Usefulness in practice
- Developers report strong gains on small code changes, boilerplate, and unfamiliar libraries, with iterative correction by a human.
- “Look-good-but-broken” outputs are acceptable when a human can diagnose and fix them; unacceptable where autonomy or guaranteed correctness is required.
- Creative tools (e.g., image generation) speed workflows but still rely heavily on human taste, domain knowledge, and post‑processing.
AI vs. ML, thinking, and consciousness
- Long subthread debates whether machines can ever be conscious or think; positions range from strict materialism to idealist views where consciousness is fundamental.
- Some argue thinking doesn’t require consciousness; others insist understanding and genuine creativity do.
- Several call discussions of consciousness a distraction from practical intelligence and engineering.
Scaling, data, and “exponential growth”
- Thread challenges naive extrapolation (e.g., iPod storage) as a guide to AI scaling; exponentials typically bend into sigmoids due to physical and economic limits.
- Some say adding more parameters/data has clearly improved models so far; others cite capacity ceilings (e.g., VC dimension), diminishing returns, and the risk of low‑quality data.
- Debate over whether more context always improves decisions; concerns about overload, irrelevance, and hallucinations.
Robotics and physical-world tasks
- Historical robotics work is discussed: simple, reactive architectures (e.g., for vacuums) succeeded; more ambitious “human-level” robots largely failed commercially.
- Commenters align this with a cautious view: narrow, reliable systems with fallbacks may be more valuable than grand “general” robots in the near term.
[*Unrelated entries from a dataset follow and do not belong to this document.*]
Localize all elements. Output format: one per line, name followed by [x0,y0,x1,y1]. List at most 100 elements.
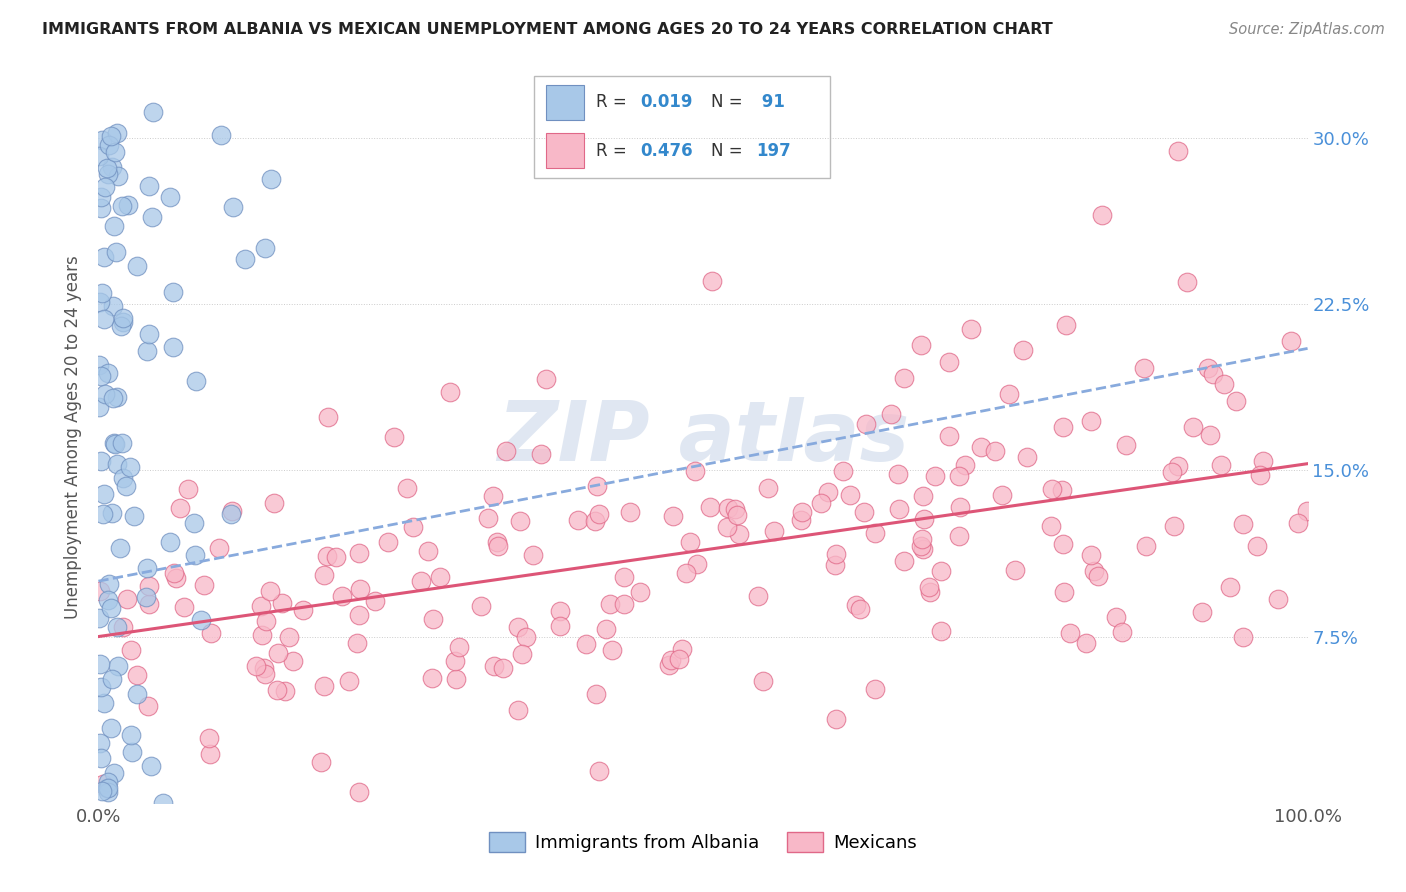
Point [107,169,129,183]
Point [103,219,125,233]
Point [100,160,122,174]
Point [548,604,571,618]
Point [111,199,134,213]
Point [163,566,186,581]
Point [852,505,875,519]
Bar [546,133,585,168]
Point [349,582,371,596]
Point [1191,606,1213,620]
Point [887,467,910,482]
Point [683,463,706,477]
Point [104,145,127,160]
Point [931,624,953,639]
Point [122,508,145,523]
Point [613,570,636,584]
Point [588,507,610,521]
Point [599,597,621,611]
Point [887,502,910,516]
Point [104,437,127,451]
Point [1279,334,1302,348]
Point [1225,394,1247,409]
Text: IMMIGRANTS FROM ALBANIA VS MEXICAN UNEMPLOYMENT AMONG AGES 20 TO 24 YEARS CORREL: IMMIGRANTS FROM ALBANIA VS MEXICAN UNEMP… [42,22,1053,37]
Point [1182,420,1205,434]
Point [1052,419,1074,434]
Point [96,161,118,176]
Point [125,668,148,682]
Point [1232,517,1254,532]
Point [1111,625,1133,640]
Point [263,496,285,510]
Point [105,390,128,404]
Point [1167,459,1189,474]
Point [267,646,290,660]
Point [1053,584,1076,599]
Point [382,430,405,444]
Point [121,746,143,760]
Point [330,589,353,603]
Point [1251,454,1274,468]
Y-axis label: Unemployment Among Ages 20 to 24 years: Unemployment Among Ages 20 to 24 years [65,255,83,619]
Point [522,548,544,562]
Point [100,721,122,735]
Point [1054,318,1077,332]
Point [855,417,877,431]
Point [94,387,117,401]
Text: 0.476: 0.476 [641,142,693,160]
Point [668,651,690,665]
Point [90,369,112,384]
Point [929,564,952,578]
Point [198,747,221,761]
Point [152,796,174,810]
Point [281,654,304,668]
Point [1286,516,1309,530]
Point [1052,483,1074,497]
Point [1104,610,1126,624]
Point [863,525,886,540]
Point [89,584,111,599]
Point [949,500,972,514]
Point [111,620,134,634]
Point [96,781,118,796]
Point [103,766,125,780]
Point [880,407,903,421]
Point [337,673,360,688]
Point [492,661,515,675]
Point [991,488,1014,502]
Point [893,370,915,384]
Point [481,489,503,503]
Point [349,785,371,799]
Point [89,657,111,672]
Point [177,482,200,496]
Point [910,539,932,553]
Point [135,590,157,604]
Point [567,513,589,527]
Point [159,190,181,204]
Point [671,642,693,657]
Point [266,683,288,698]
Point [254,241,277,255]
Point [259,172,281,186]
Point [139,759,162,773]
Point [912,542,935,557]
Point [314,680,336,694]
Text: 0.019: 0.019 [641,94,693,112]
Point [103,435,125,450]
Point [159,535,181,549]
Point [1209,458,1232,473]
Point [575,636,598,650]
Point [912,489,935,503]
Point [790,505,813,519]
Point [200,626,222,640]
Point [233,252,256,266]
Point [169,500,191,515]
Point [162,285,184,299]
Point [183,516,205,530]
Point [197,731,219,745]
Point [97,593,120,607]
Point [439,385,461,400]
Point [588,764,610,779]
Point [253,661,276,675]
Point [221,507,243,521]
Point [411,574,433,589]
Point [700,274,723,288]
Enterprise tooling and integration
- Strong demand for practical integrations: summarizing long email threads, searching org knowledge, querying Slack/Outlook history.
- Some of these already exist (e.g., commercial copilots) but are paywalled and raise privacy, access-control, and hallucination concerns.
- View that “LLM as a component” inside traditional software is more realistic than “LLM is the whole program.”